La confrontación entre lo urbano y lo rural y, por extensión, entre lo viejo y lo nuevo se ha convertido en una destacada raíz del árbol de las cinematografías asiáticas. Y My Dear Friend (2018), el prometedor debut de Yang Pingdao, germina de la semilla de esta continua contradicción. La cinta narra la llegada de Jing Jing, una joven de ciudad, a un pequeño pueblo del sur de China en el que espera encontrar a su novio. En la aldea, la joven termina conociendo a Fang y Shuimu, los abuelos de este, en un entorno que le supone un desafío constante y del que nace una tensa relación entre el espacio inmutable recogido en la imagen y la ocupación foránea de la misma. My Dear Friend está filmada con cámara al hombro y aspiración observacional, poniendo de relieve este continuo desencuentro: Jing Jing, con frenéticos movimientos y continuas salidas de cuadro que la convierten en una nerviosa enredadera ansiosa por expandirse, aparece completamente encerrada en encuadres sosegados repletos de personajes que, como briznas de hierba, se mantienen enraizados en la imagen, estáticos ante una mirada que pretende captar el naturalismo campestre.
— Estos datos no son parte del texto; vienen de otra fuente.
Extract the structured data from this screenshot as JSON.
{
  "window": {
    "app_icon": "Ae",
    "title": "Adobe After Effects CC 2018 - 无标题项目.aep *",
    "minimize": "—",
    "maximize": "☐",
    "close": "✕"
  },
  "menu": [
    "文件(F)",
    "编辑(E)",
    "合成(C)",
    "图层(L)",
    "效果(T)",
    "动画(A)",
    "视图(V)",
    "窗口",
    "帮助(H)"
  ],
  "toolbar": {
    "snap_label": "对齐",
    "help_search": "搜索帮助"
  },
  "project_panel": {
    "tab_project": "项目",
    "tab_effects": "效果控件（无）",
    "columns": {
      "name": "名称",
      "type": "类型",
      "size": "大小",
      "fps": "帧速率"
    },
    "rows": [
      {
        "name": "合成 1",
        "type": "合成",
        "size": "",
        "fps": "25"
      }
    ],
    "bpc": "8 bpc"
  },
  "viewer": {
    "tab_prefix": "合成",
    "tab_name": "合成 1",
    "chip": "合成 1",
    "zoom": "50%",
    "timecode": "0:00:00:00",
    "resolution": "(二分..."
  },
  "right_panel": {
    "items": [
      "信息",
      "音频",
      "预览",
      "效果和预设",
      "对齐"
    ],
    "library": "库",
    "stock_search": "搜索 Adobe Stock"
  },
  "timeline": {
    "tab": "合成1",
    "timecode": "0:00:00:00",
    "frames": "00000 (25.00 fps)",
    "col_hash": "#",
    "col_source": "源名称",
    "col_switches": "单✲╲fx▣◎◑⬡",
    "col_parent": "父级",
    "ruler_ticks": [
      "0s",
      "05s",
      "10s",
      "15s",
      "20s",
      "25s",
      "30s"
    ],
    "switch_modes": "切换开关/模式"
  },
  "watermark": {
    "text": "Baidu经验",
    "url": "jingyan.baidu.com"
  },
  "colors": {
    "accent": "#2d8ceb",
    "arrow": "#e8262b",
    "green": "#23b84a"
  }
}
La preocupación por la urbe contemporánea en China era también el objeto central del malogrado Hu Bo en An Elephant Sitting Still (2018), que conforma un interesante díptico con el debut de Pingdao. Mientras que la obra de Hu Bo centraba su puesta en escena en la persecución asfixiante de los personajes que pueblan el film, de espaldas y con composiciones en las que destacaba una perspectiva marcada por fuertes líneas diagonales derivadas de altos y simétricos edificios de la ciudad-selva, Pingdao construye sus imágenes en busca de la conciliación de lo urbano y lo rural  mostrada a través de la evolución de Jing Jing, que pasa de su rechazo inicial a la mimetización con este nuevo entorno. Según avanza el metraje, la joven comenzará a relacionarse con Shuimu y Zhongsheng –su amigo mudo y sin recuerdos de su infancia–, y estos le rogarán que les ayude a descubrir el pasado del silente anciano antes de que su vida se marchite. A raíz de esta búsqueda, la película se pliega hacia una odisea en la que resuena la travesía onírica de Largo viaje hacia la noche (Long Day’s Journey into Night, Bi Gan, 2018), en busca de un lugar perdido donde recuerdo, sueño y realidad chocan como hojas caídas de un mismo árbol. My Dear Friend cierra el periplo de sus personajes hacia su identidad con un destello fugaz en una significativa escena: Zhongsheng quema sobre una ladera los recuerdos de una vida pasada, esperando a que sean pasto de las llamas y sólo queden las cenizas. Y, mientras el fuego se consume, la hierba permanece.